10. I have already updated the app and enrolled for the updated security authentication, why am I still getting an SMS OTP for my transactions?

Depending on the circumstances, for example FPS Registration, you may receive SMS OTPs for your transactions.

11. I enrolled already for the updated security feature in my previous phone but have recently bought a new phone and I am now seeing the prompt again when I login. Am I still enrolled for the updated security authentication?

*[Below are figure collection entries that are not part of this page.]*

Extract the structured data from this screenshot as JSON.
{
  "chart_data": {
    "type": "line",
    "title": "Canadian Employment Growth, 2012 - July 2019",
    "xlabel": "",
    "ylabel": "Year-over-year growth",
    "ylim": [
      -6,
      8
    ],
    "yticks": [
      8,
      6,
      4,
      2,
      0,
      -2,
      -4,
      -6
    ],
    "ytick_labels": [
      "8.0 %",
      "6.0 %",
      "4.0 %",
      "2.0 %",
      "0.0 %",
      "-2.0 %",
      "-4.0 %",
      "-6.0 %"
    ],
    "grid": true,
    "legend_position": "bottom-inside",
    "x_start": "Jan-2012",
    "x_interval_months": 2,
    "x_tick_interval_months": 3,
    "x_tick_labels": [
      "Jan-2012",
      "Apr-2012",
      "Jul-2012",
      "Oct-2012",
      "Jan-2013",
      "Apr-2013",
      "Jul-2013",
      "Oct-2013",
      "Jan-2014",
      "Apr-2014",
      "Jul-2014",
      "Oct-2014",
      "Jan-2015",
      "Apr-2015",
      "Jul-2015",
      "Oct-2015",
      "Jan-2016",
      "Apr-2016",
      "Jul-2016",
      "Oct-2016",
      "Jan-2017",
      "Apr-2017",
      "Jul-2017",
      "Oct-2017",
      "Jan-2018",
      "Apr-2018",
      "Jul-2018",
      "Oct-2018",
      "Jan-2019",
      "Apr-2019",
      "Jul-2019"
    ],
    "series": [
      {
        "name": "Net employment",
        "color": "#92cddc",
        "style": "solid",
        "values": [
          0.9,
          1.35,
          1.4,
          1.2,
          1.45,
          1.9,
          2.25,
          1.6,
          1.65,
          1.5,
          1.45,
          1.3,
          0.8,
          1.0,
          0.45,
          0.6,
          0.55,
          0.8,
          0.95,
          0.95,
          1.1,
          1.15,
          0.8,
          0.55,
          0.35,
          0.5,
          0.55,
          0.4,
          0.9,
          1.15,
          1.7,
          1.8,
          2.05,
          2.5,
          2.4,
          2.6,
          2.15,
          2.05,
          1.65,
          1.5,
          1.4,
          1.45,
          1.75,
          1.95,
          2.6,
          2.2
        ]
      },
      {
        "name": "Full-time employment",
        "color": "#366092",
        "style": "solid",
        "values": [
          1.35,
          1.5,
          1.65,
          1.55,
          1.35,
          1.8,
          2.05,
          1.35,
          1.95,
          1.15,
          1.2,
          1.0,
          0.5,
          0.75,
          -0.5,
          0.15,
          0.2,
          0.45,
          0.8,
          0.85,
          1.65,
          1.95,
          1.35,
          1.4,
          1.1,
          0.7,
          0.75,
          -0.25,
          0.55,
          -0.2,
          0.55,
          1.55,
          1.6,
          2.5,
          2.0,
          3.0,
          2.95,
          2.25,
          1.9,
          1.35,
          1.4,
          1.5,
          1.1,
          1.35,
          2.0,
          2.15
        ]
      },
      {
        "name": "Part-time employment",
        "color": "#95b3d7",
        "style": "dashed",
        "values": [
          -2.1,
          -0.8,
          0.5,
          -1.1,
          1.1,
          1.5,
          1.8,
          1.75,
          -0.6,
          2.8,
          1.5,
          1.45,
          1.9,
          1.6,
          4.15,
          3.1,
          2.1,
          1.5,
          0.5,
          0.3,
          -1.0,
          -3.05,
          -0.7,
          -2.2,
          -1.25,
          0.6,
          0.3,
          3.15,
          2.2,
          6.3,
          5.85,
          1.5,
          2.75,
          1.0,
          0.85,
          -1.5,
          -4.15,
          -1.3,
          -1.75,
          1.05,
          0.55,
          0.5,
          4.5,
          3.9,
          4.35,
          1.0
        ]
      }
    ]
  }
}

The app only allows one device to be enrolled in the updated security authentication. You would need to re-enroll with your new device to take advantage of this. Enrolling with the new device will effectively de-enroll the old device from the updated security authentication.

12. I am already enrolled for the updated security feature, but I recently re-installed the Citi Mobile^® App and now I am being prompted again to re-enroll for the updated security feature. Is this usual?

Yes, since you re-installed the app, you will need to re-enroll for the updated security authentication.

13. I recently changed my username/password and now when I login, I am again seeing the prompt to re-enroll for the updated security feature. Is that expected?

Yes, since there were changes to your username/password, we need to re-authenticate by prompting you to re-enroll for the updated security feature.

14. I am enrolled for the updated security feature in my Citi Mobile^® App but I lost my phone. What should I do?

You may login to Citibank Online and navigate to "Services" > "Profile & Settings" > "Citi Mobile^® App security". Select your device and tap on de-enroll to de-enroll your device from the updated security authentication.

15. What if I only use Citibank Online to access my account and do transactions? Will there be an impact?

No, there will be no impact and no changes to your existing flow as Citi Mobile^® Token or SMS one-time password (OTP) can still be used to access your account and authenticate the transactions in Citibank Online.

16. How can I enable or disable the Push Notification in Citi Mobile^® App?

You can enable or disable Push Notification at setting page. After selecting the setting icon at top left corner, you can tap “Security”, then “Alerts & Notification”. Select “Enable” or “Disable” Push Notification.

17. What should I do if I cannot receive any Push Notification when proceeding with payment for my online transaction?

Simply return to the merchant order page and tap “Enter One-time Pin” (OTP) or “Resend OTP” instead. An SMS will be sent to your mobile and you may authorize payment with the OTP in the SMS.

18. Can I authorize online payment with Citi Mobile® App when I am abroad?

Yes, once you have updated to the latest version of the Citi Mobile^® App, you will still be able to authorize online transactions via Push Notification and Citi Mobile^® App.

19. Will I receive an SMS OTP and transaction Push Notification at the same time?

No, once you have updated to the latest version of the Citi Mobile^® App, Push Notification is set default to be triggered for online transaction authorization. If Push Notification is not available under any circumstances, you will receive an SMS OTP instead for payment authorization.

20. What should I do if I have accidentally swiped the Push Notification away?

You can simply launch the Citi Mobile^® App manually and resume the authentication process.